The Merit of Simple Policies: Buying Performance With Parallelism and System Architecture
Mert Yildiz, Alexey Rolich, Andrea Baiocchi
TL;DR
The paper investigates how to minimize mean job response time in large-scale clusters under realistic, heterogeneous workloads by evaluating dispatching and scheduling strategies using Google's Borg traces. It introduces a two-stage dispatching architecture that partitions tasks into short and long jobs, combined with simple policies like Round Robin, and demonstrates that this architectural approach can outperform single-stage configurations and even more sophisticated policies under many conditions. A key finding is that mean response time can exhibit a non-monotonic relationship with the number of servers when the total computational budget is fixed, and that parallelism and architectural design can be more effective levers than policy complexity. The results highlight practical guidance for data-center design, suggesting that careful system architecture and controlled parallelism can achieve substantial performance improvements in real-world traffic without resorting to highly complex scheduling policies.
Abstract
While scheduling and dispatching of computational workloads is a well-investigated subject, only recently has Google provided publicly a vast high-resolution measurement dataset of its cloud workloads.

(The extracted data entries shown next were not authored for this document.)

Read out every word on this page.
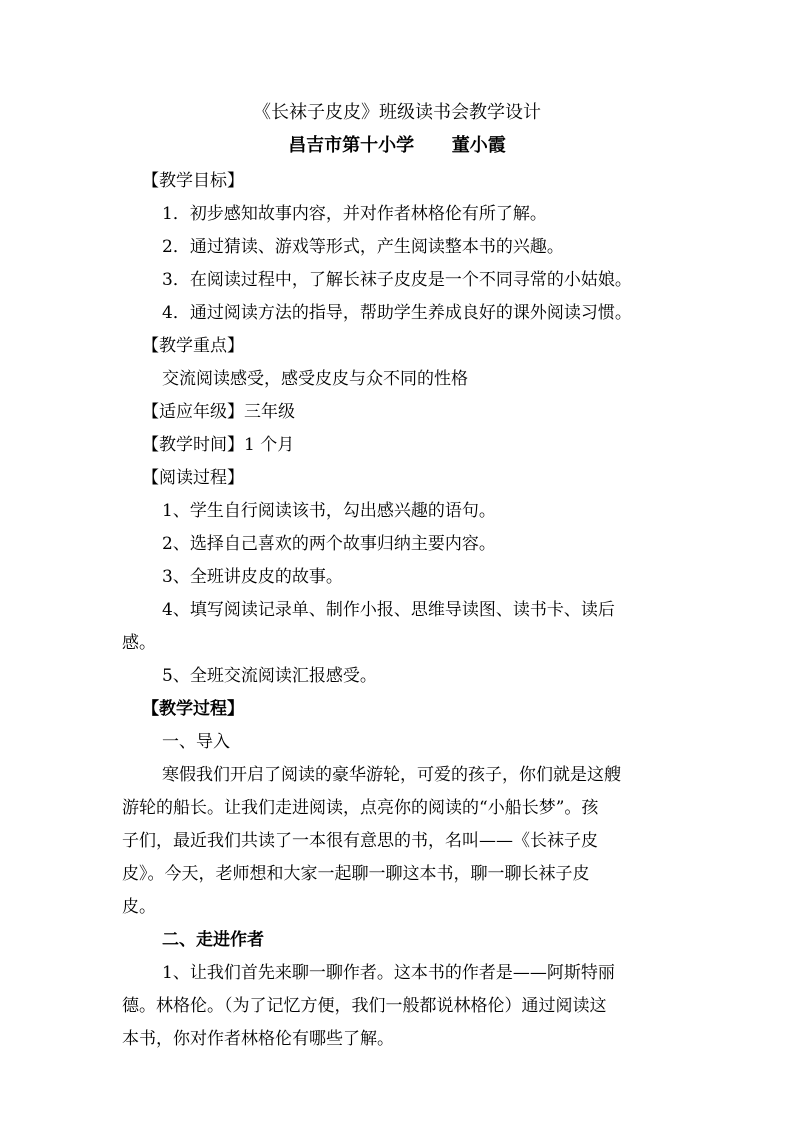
《长袜子皮皮》班级读书会教学设计
昌吉市第十小学      董小霞
【教学目标】
1．初步感知故事内容，并对作者林格伦有所了解。
2．通过猜读、游戏等形式，产生阅读整本书的兴趣。
3．在阅读过程中，了解长袜子皮皮是一个不同寻常的小姑娘。
4．通过阅读方法的指导，帮助学生养成良好的课外阅读习惯。
【教学重点】
交流阅读感受，感受皮皮与众不同的性格
【适应年级】三年级
【教学时间】1 个月
【阅读过程】
1、学生自行阅读该书，勾出感兴趣的语句。
2、选择自己喜欢的两个故事归纳主要内容。
3、全班讲皮皮的故事。
4、填写阅读记录单、制作小报、思维导读图、读书卡、读后
感。
5、全班交流阅读汇报感受。
【教学过程】
一、导入
寒假我们开启了阅读的豪华游轮，可爱的孩子，你们就是这艘
游轮的船长。让我们走进阅读，点亮你的阅读的“小船长梦”。孩
子们，最近我们共读了一本很有意思的书，名叫——《长袜子皮
皮》。今天，老师想和大家一起聊一聊这本书，聊一聊长袜子皮
皮。
二、走进作者
1、让我们首先来聊一聊作者。这本书的作者是——阿斯特丽
德。林格伦。（为了记忆方便，我们一般都说林格伦）通过阅读这
本书，你对作者林格伦有哪些了解。
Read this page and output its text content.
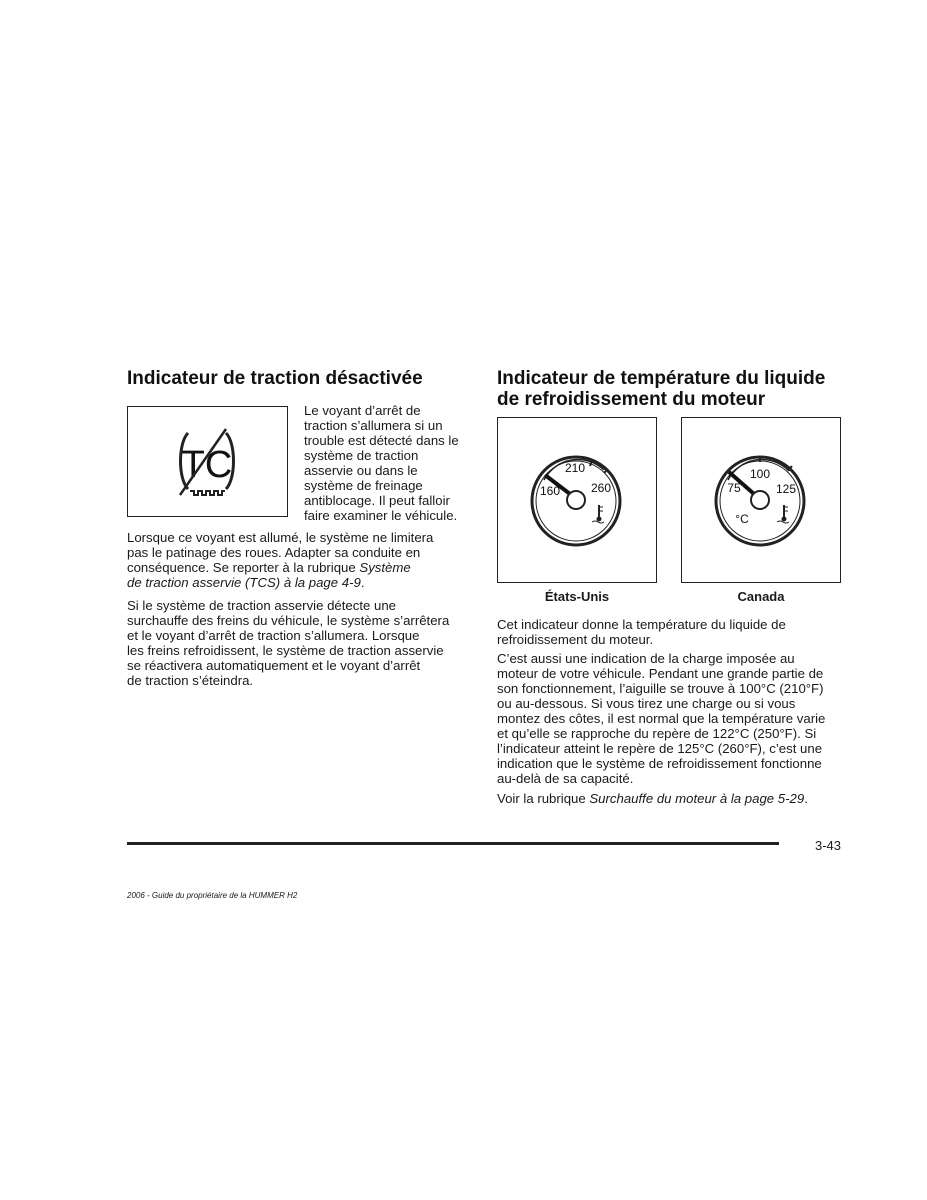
Indicateur de traction désactivée
TC

Le voyant d’arrêt de

traction s’allumera si un

trouble est détecté dans le

système de traction

asservie ou dans le

système de freinage

antiblocage. Il peut falloir

faire examiner le véhicule.

Lorsque ce voyant est allumé, le système ne limitera

pas le patinage des roues. Adapter sa conduite en

conséquence. Se reporter à la rubrique Système

de traction asservie (TCS) à la page 4-9.

Si le système de traction asservie détecte une

surchauffe des freins du véhicule, le système s’arrêtera

et le voyant d’arrêt de traction s’allumera. Lorsque

les freins refroidissent, le système de traction asservie

se réactivera automatiquement et le voyant d’arrêt

de traction s’éteindra.

Indicateur de température du liquide

de refroidissement du moteur

210
160	260

États-Unis

100
75	125
°C

Canada

Cet indicateur donne la température du liquide de

refroidissement du moteur.

C’est aussi une indication de la charge imposée au

moteur de votre véhicule. Pendant une grande partie de

son fonctionnement, l’aiguille se trouve à 100°C (210°F)

ou au-dessous. Si vous tirez une charge ou si vous

montez des côtes, il est normal que la température varie

et qu’elle se rapproche du repère de 122°C (250°F). Si

l’indicateur atteint le repère de 125°C (260°F), c’est une

indication que le système de refroidissement fonctionne

au-delà de sa capacité.

Voir la rubrique Surchauffe du moteur à la page 5-29.

3-43

2006 - Guide du propriétaire de la HUMMER H2
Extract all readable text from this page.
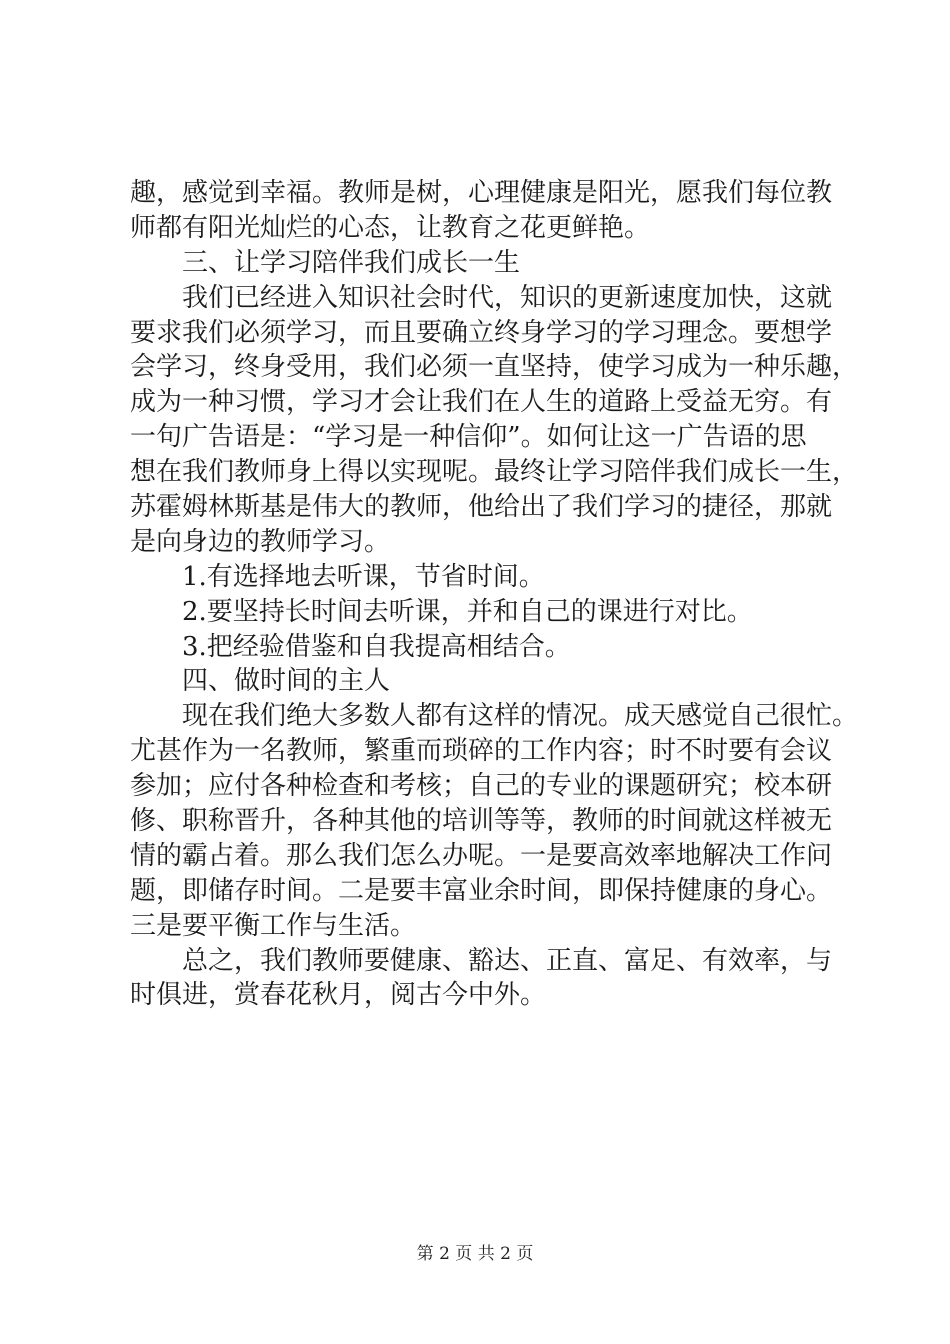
趣，感觉到幸福。教师是树，心理健康是阳光，愿我们每位教
师都有阳光灿烂的心态，让教育之花更鲜艳。
三、让学习陪伴我们成长一生
我们已经进入知识社会时代，知识的更新速度加快，这就
要求我们必须学习，而且要确立终身学习的学习理念。要想学
会学习，终身受用，我们必须一直坚持，使学习成为一种乐趣，
成为一种习惯，学习才会让我们在人生的道路上受益无穷。有
一句广告语是：“学习是一种信仰”。如何让这一广告语的思
想在我们教师身上得以实现呢。最终让学习陪伴我们成长一生，
苏霍姆林斯基是伟大的教师，他给出了我们学习的捷径，那就
是向身边的教师学习。
1.有选择地去听课，节省时间。
2.要坚持长时间去听课，并和自己的课进行对比。
3.把经验借鉴和自我提高相结合。
四、做时间的主人
现在我们绝大多数人都有这样的情况。成天感觉自己很忙。
尤甚作为一名教师，繁重而琐碎的工作内容；时不时要有会议
参加；应付各种检查和考核；自己的专业的课题研究；校本研
修、职称晋升，各种其他的培训等等，教师的时间就这样被无
情的霸占着。那么我们怎么办呢。一是要高效率地解决工作问
题，即储存时间。二是要丰富业余时间，即保持健康的身心。
三是要平衡工作与生活。
总之，我们教师要健康、豁达、正直、富足、有效率，与
时俱进，赏春花秋月，阅古今中外。
第 2 页 共 2 页
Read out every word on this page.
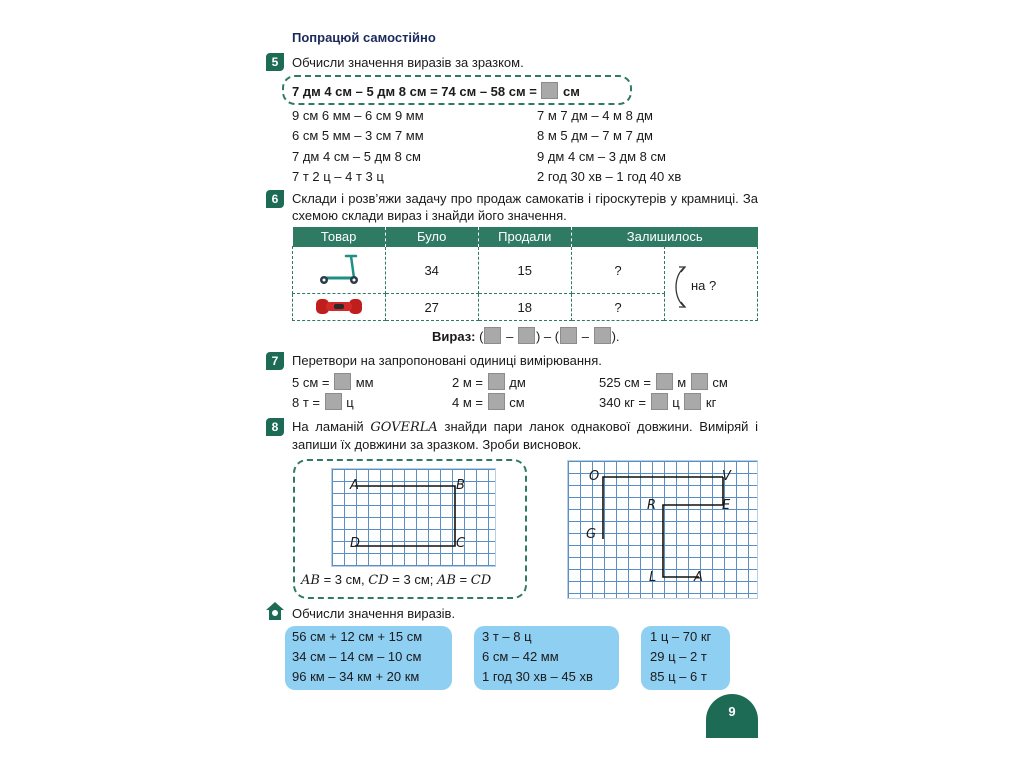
Попрацюй самостійно
5	Обчисли значення виразів за зразком.
7 дм 4 см – 5 дм 8 см = 74 см – 58 см = см
9 см 6 мм – 6 см 9 мм
6 см 5 мм – 3 см 7 мм
7 дм 4 см – 5 дм 8 см
7 т 2 ц – 4 т 3 ц
7 м 7 дм – 4 м 8 дм
8 м 5 дм – 7 м 7 дм
9 дм 4 см – 3 дм 8 см
2 год 30 хв – 1 год 40 хв
6	Склади і розв’яжи задачу про продаж самокатів і гіроскутерів у крамниці. За схемою склади вираз і знайди його значення.
Товар	Було	Продали	Залишилось	
	34	15	?	на ?

	27	18	?	
Вираз: ( – ) – ( – ).
7	Перетвори на запропоновані одиниці вимірювання.
5 см = мм
8 т = ц
2 м = дм
4 м = см
525 см = м см
340 кг = ц кг
8	На ламаній GOVERLA знайди пари ланок однакової довжини. Виміряй і запиши їх довжини за зразком. Зроби висновок.
A	B
C
D
AB = 3 см, CD = 3 см; AB = CD
O	V
R	E
G
L	A
Обчисли значення виразів.
56 см + 12 см + 15 см
34 см – 14 см – 10 см
96 км – 34 км + 20 км
3 т – 8 ц
6 см – 42 мм
1 год 30 хв – 45 хв
1 ц – 70 кг
29 ц – 2 т
85 ц – 6 т
9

We revisit dispatching and scheduling algorithms fed by traffic workloads derived from those measurements. The main finding is that mean job response time attains a minimum as the number of servers of the computing cluster is varied, under the constraint that the overall computational budget is kept constant. Moreover, simple policies, such as Join Idle Queue, appear to attain the same performance as more complex, size-based policies for suitably high degrees of parallelism. Further, better performance, definitely outperforming size-based dispatching policies, is obtained by using multi-stage server clusters, even using very simple policies such as Round Robin. The takeaway is that parallelism and architecture of computing systems might be powerful knobs to control performance, even more than policies, under realistic workload traffic.